La Ville démontre depuis de nombreuses années son engagement fort sur ce sujet, un engagement qui se manifeste aussi bien dans le soutien aux associations, qu’à la formation et la sensibilisation de ses agents ou dans le rééquilibrage de ses pol

itiques RH que dans des politiques volontaristes dans le domaine de la formation, du sport ou de l’éducation.

Oui l’éducation car une fois encore le travail débute chez les plus jeunes. Vous le rappelez dans votre communication. Comment transmettre dès le plus jeune âge la culture du respect des femmes et de l’égalité aux filles comme aux garçons, les citoyens de demain.
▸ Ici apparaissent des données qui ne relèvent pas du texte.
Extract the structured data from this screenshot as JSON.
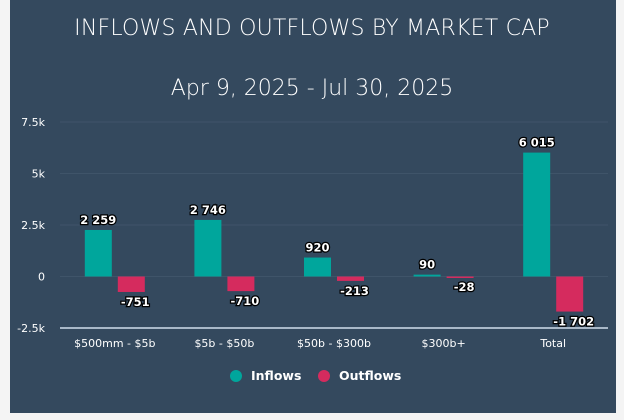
{
  "chart_data": {
    "type": "bar",
    "title": "INFLOWS AND OUTFLOWS BY MARKET CAP",
    "subtitle": "Apr 9, 2025 - Jul 30, 2025",
    "categories": [
      "$500mm - $5b",
      "$5b - $50b",
      "$50b - $300b",
      "$300b+",
      "Total"
    ],
    "series": [
      {
        "name": "Inflows",
        "color": "#00a69c",
        "values": [
          2259,
          2746,
          920,
          90,
          6015
        ],
        "labels": [
          "2 259",
          "2 746",
          "920",
          "90",
          "6 015"
        ]
      },
      {
        "name": "Outflows",
        "color": "#d52b5e",
        "values": [
          -751,
          -710,
          -213,
          -28,
          -1702
        ],
        "labels": [
          "-751",
          "-710",
          "-213",
          "-28",
          "-1 702"
        ]
      }
    ],
    "ylim": [
      -2500,
      7500
    ],
    "yticks": [
      -2500,
      0,
      2500,
      5000,
      7500
    ],
    "ytick_labels": [
      "-2.5k",
      "0",
      "2.5k",
      "5k",
      "7.5k"
    ],
    "grid": true,
    "legend": "bottom-center",
    "xlabel": "",
    "ylabel": ""
  }
}
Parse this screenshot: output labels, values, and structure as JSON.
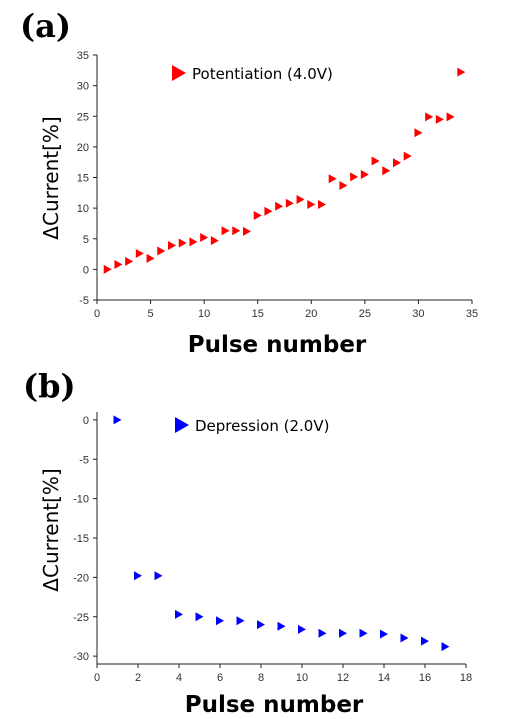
{
  "chart_data": [
    {
      "type": "scatter",
      "panel_label": "(a)",
      "xlabel": "Pulse number",
      "ylabel": "ΔCurrent[%]",
      "xlim": [
        0,
        35
      ],
      "ylim": [
        -5,
        35
      ],
      "xticks": [
        0,
        5,
        10,
        15,
        20,
        25,
        30,
        35
      ],
      "yticks": [
        -5,
        0,
        5,
        10,
        15,
        20,
        25,
        30,
        35
      ],
      "legend_placement": "top-center",
      "series": [
        {
          "name": "Potentiation (4.0V)",
          "color": "#ff0000",
          "marker": "right-triangle",
          "x": [
            1,
            2,
            3,
            4,
            5,
            6,
            7,
            8,
            9,
            10,
            11,
            12,
            13,
            14,
            15,
            16,
            17,
            18,
            19,
            20,
            21,
            22,
            23,
            24,
            25,
            26,
            27,
            28,
            29,
            30,
            31,
            32,
            33,
            34
          ],
          "y": [
            0,
            0.8,
            1.3,
            2.6,
            1.8,
            3.0,
            3.9,
            4.3,
            4.5,
            5.2,
            4.7,
            6.3,
            6.3,
            6.2,
            8.8,
            9.5,
            10.3,
            10.8,
            11.4,
            10.6,
            10.6,
            14.8,
            13.7,
            15.1,
            15.5,
            17.7,
            16.1,
            17.4,
            18.5,
            22.3,
            24.9,
            24.5,
            24.9,
            32.2
          ]
        }
      ]
    },
    {
      "type": "scatter",
      "panel_label": "(b)",
      "xlabel": "Pulse number",
      "ylabel": "ΔCurrent[%]",
      "xlim": [
        0,
        18
      ],
      "ylim": [
        -31,
        1
      ],
      "xticks": [
        0,
        2,
        4,
        6,
        8,
        10,
        12,
        14,
        16,
        18
      ],
      "yticks": [
        0,
        -5,
        -10,
        -15,
        -20,
        -25,
        -30
      ],
      "legend_placement": "top-center",
      "series": [
        {
          "name": "Depression (2.0V)",
          "color": "#0000ff",
          "marker": "right-triangle",
          "x": [
            1,
            2,
            3,
            4,
            5,
            6,
            7,
            8,
            9,
            10,
            11,
            12,
            13,
            14,
            15,
            16,
            17
          ],
          "y": [
            0,
            -19.8,
            -19.8,
            -24.7,
            -25.0,
            -25.5,
            -25.5,
            -26.0,
            -26.2,
            -26.6,
            -27.1,
            -27.1,
            -27.1,
            -27.2,
            -27.7,
            -28.1,
            -28.8
          ]
        }
      ]
    }
  ]
}
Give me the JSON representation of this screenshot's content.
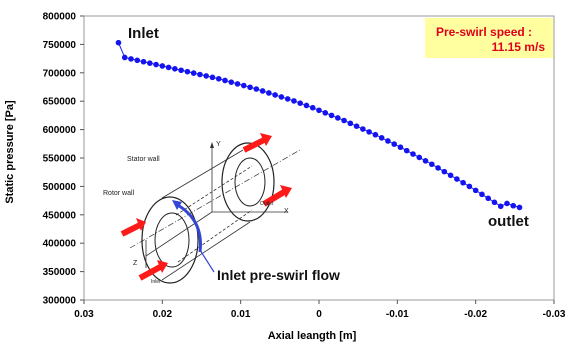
{
  "chart_data": {
    "type": "scatter",
    "xlabel": "Axial leangth [m]",
    "ylabel": "Static pressure [Pa]",
    "xlim": [
      0.03,
      -0.03
    ],
    "ylim": [
      300000,
      800000
    ],
    "x_ticks": [
      "0.03",
      "0.02",
      "0.01",
      "0",
      "-0.01",
      "-0.02",
      "-0.03"
    ],
    "y_ticks": [
      "300000",
      "350000",
      "400000",
      "450000",
      "500000",
      "550000",
      "600000",
      "650000",
      "700000",
      "750000",
      "800000"
    ],
    "series": [
      {
        "x": [
          0.0256,
          0.0248,
          0.024,
          0.0232,
          0.0224,
          0.0216,
          0.0208,
          0.02,
          0.0192,
          0.0184,
          0.0176,
          0.0168,
          0.016,
          0.0152,
          0.0144,
          0.0136,
          0.0128,
          0.012,
          0.0112,
          0.0104,
          0.0096,
          0.0088,
          0.008,
          0.0072,
          0.0064,
          0.0056,
          0.0048,
          0.004,
          0.0032,
          0.0024,
          0.0016,
          0.0008,
          0.0,
          -0.0008,
          -0.0016,
          -0.0024,
          -0.0032,
          -0.004,
          -0.0048,
          -0.0056,
          -0.0064,
          -0.0072,
          -0.008,
          -0.0088,
          -0.0096,
          -0.0104,
          -0.0112,
          -0.012,
          -0.0128,
          -0.0136,
          -0.0144,
          -0.0152,
          -0.016,
          -0.0168,
          -0.0176,
          -0.0184,
          -0.0192,
          -0.02,
          -0.0208,
          -0.0216,
          -0.0224,
          -0.0232,
          -0.024,
          -0.0248,
          -0.0256
        ],
        "y": [
          753000,
          727000,
          724500,
          722000,
          719500,
          717000,
          714500,
          712000,
          709500,
          707000,
          704500,
          702000,
          699500,
          697000,
          694500,
          692000,
          689500,
          686500,
          683500,
          680500,
          677500,
          674500,
          671500,
          668000,
          664500,
          661000,
          657500,
          654000,
          650500,
          646500,
          642500,
          638500,
          634000,
          629500,
          625000,
          620500,
          616000,
          611000,
          606000,
          601000,
          596000,
          591000,
          585500,
          580000,
          574500,
          569000,
          563000,
          557000,
          551000,
          545000,
          539000,
          532500,
          526000,
          519500,
          513000,
          506500,
          500000,
          493000,
          486000,
          479000,
          472000,
          465000,
          470000,
          466000,
          463000
        ]
      }
    ],
    "annotations": {
      "inlet": "Inlet",
      "outlet": "outlet",
      "preswirl_line1": "Pre-swirl speed :",
      "preswirl_line2": "11.15 m/s",
      "inlet_flow": "Inlet pre-swirl flow"
    }
  },
  "diagram": {
    "stator_wall": "Stator wall",
    "rotor_wall": "Rotor wall",
    "axis_y": "Y",
    "axis_x": "X",
    "axis_z": "Z",
    "inlet_small": "Inlet",
    "outlet_small": "Outlet"
  }
}
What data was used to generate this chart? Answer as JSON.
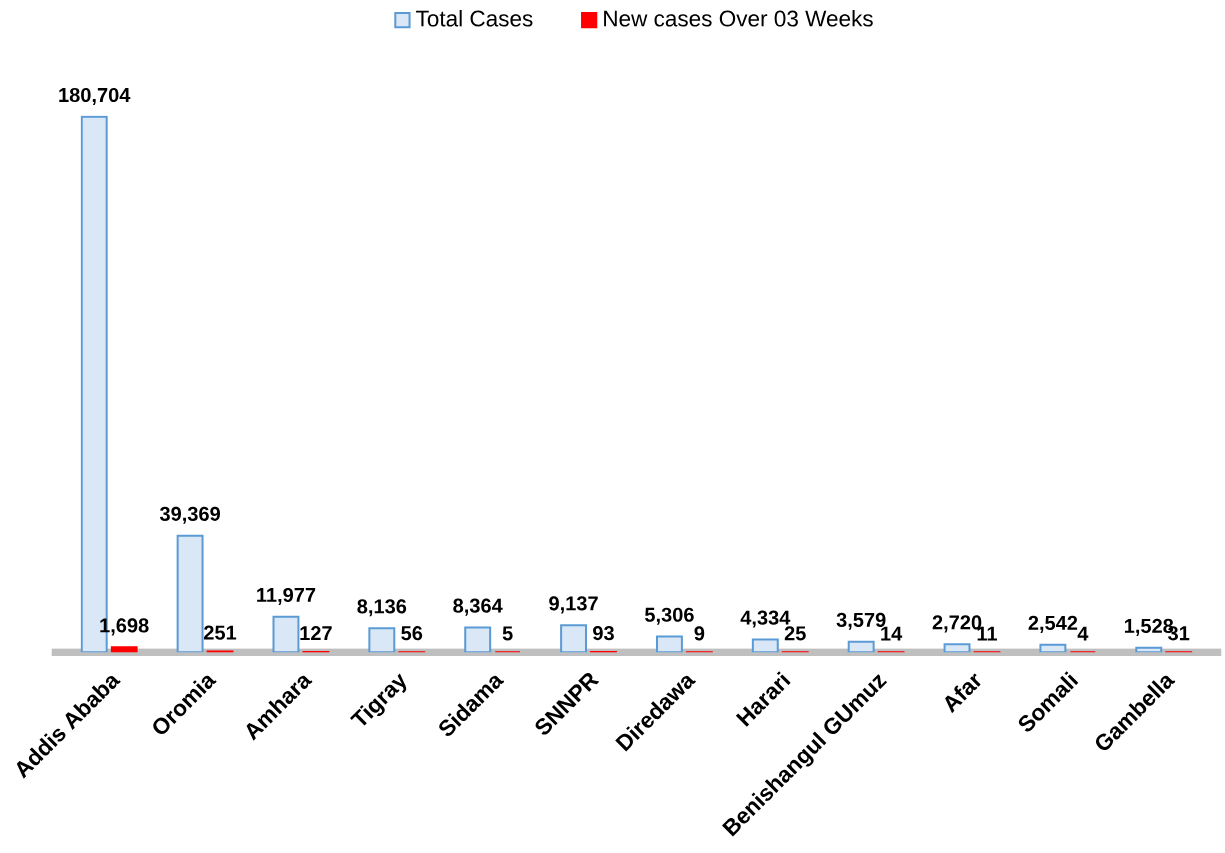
{
  "chart_data": {
    "type": "bar",
    "categories": [
      "Addis Ababa",
      "Oromia",
      "Amhara",
      "Tigray",
      "Sidama",
      "SNNPR",
      "Diredawa",
      "Harari",
      "Benishangul GUmuz",
      "Afar",
      "Somali",
      "Gambella"
    ],
    "series": [
      {
        "name": "Total Cases",
        "color": "#dae7f6",
        "values": [
          180704,
          39369,
          11977,
          8136,
          8364,
          9137,
          5306,
          4334,
          3579,
          2720,
          2542,
          1528
        ],
        "value_labels": [
          "180,704",
          "39,369",
          "11,977",
          "8,136",
          "8,364",
          "9,137",
          "5,306",
          "4,334",
          "3,579",
          "2,720",
          "2,542",
          "1,528"
        ]
      },
      {
        "name": "New cases Over 03 Weeks",
        "color": "#ff0000",
        "values": [
          1698,
          251,
          127,
          56,
          5,
          93,
          9,
          25,
          14,
          11,
          4,
          31
        ],
        "value_labels": [
          "1,698",
          "251",
          "127",
          "56",
          "5",
          "93",
          "9",
          "25",
          "14",
          "11",
          "4",
          "31"
        ]
      }
    ],
    "legend": "top",
    "tick_labels": "x"
  }
}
Quand des animateurs touchant un jeune public, se permettent à une heure de grande écoute d’aborder avec une totale désinvolture des sujets aussi graves que le droit à l’avortement ou le viol conjugale, en laissant dire tout et n’importe quoi, il est urgent de s’inquiéter. S’inquiéter et agir pour que d’autres messages soient transmis et que l’on puisse aborder avec le sérieux et la gravité qu’ils nécessitent ces questions.

 

Pour toucher ce jeune public, il faut aussi leur fournir des exemples auxquels ils peuvent s’identifier. C’est pour cette raison que nous défendons un vœu pour que la Ville soi encore plus pro active dans la promotion des femmes dans la production de contenu culturel, dans tous les secteurs et notamment dans le Hip-Hop très écouté par les plus jeunes. Nous avions déjà évoqué ce sujet à l’occasion de la communication sur la culture, nous tenons ici à réaffirmer notre position n’ayant pas reçu d’éléments concrets depuis.

 

Notre autre vœu porte sur le soutien aux familles monoparentales. Vous rappelez les chiffres dans votre communication : ¾ des familles monoparentales ont une femme à leur tête et 36% de ces familles vivent sous le seuil de bas revenus.  Et en plus d’être exposés à des emplois instables, des trajectoires de carrières interrompues ou de subir des temps partiels, ces femmes souvent sont victimes d’isolement. Un isolement moral et de fait. Par notre vœu nous proposons donc que le Conseil de Paris communique sur l’existence et le travail de ces associations qui viennent en aide aux femmes et aux familles monoparentales plus largement. Nous proposons que cette communication se fasse notamment dans les écoles, et les collèges pour s’assurer de toucher ces parents.

 

Le temps m’étant imparti ne me permettant pas de saluer une à une les bonnes mesures et les dispositifs existants, je tiens à le faire globalement. Nos politiques vont dans le bon sens. Elles reflètent l’engagement de ne rien laisser passer, de sans cesse rappeler que les violences sexuelles et sexistes n’ont pas leur place dans notre ville et dans notre société. Nous pouvons encore les améliorer, et nous le ferons.

 

 

Nous devons poursuivre la reconquête de l’espace public, en démultipliant la présence des femmes et les initiatives, pour que les femmes ne se demandent plus avant de sortir quel chemin est le plus sûr ou est-ce que ses chaussures lui permettront de courir si nécessaire… Que l’on entende plus sur notre chemin messages fleuris ou des sifflements.

 

Madame la Maire, Vous pouvez compter sur l’engagement de notre groupe à vos côtés dans toutes les politiques qui combattront les inégalités.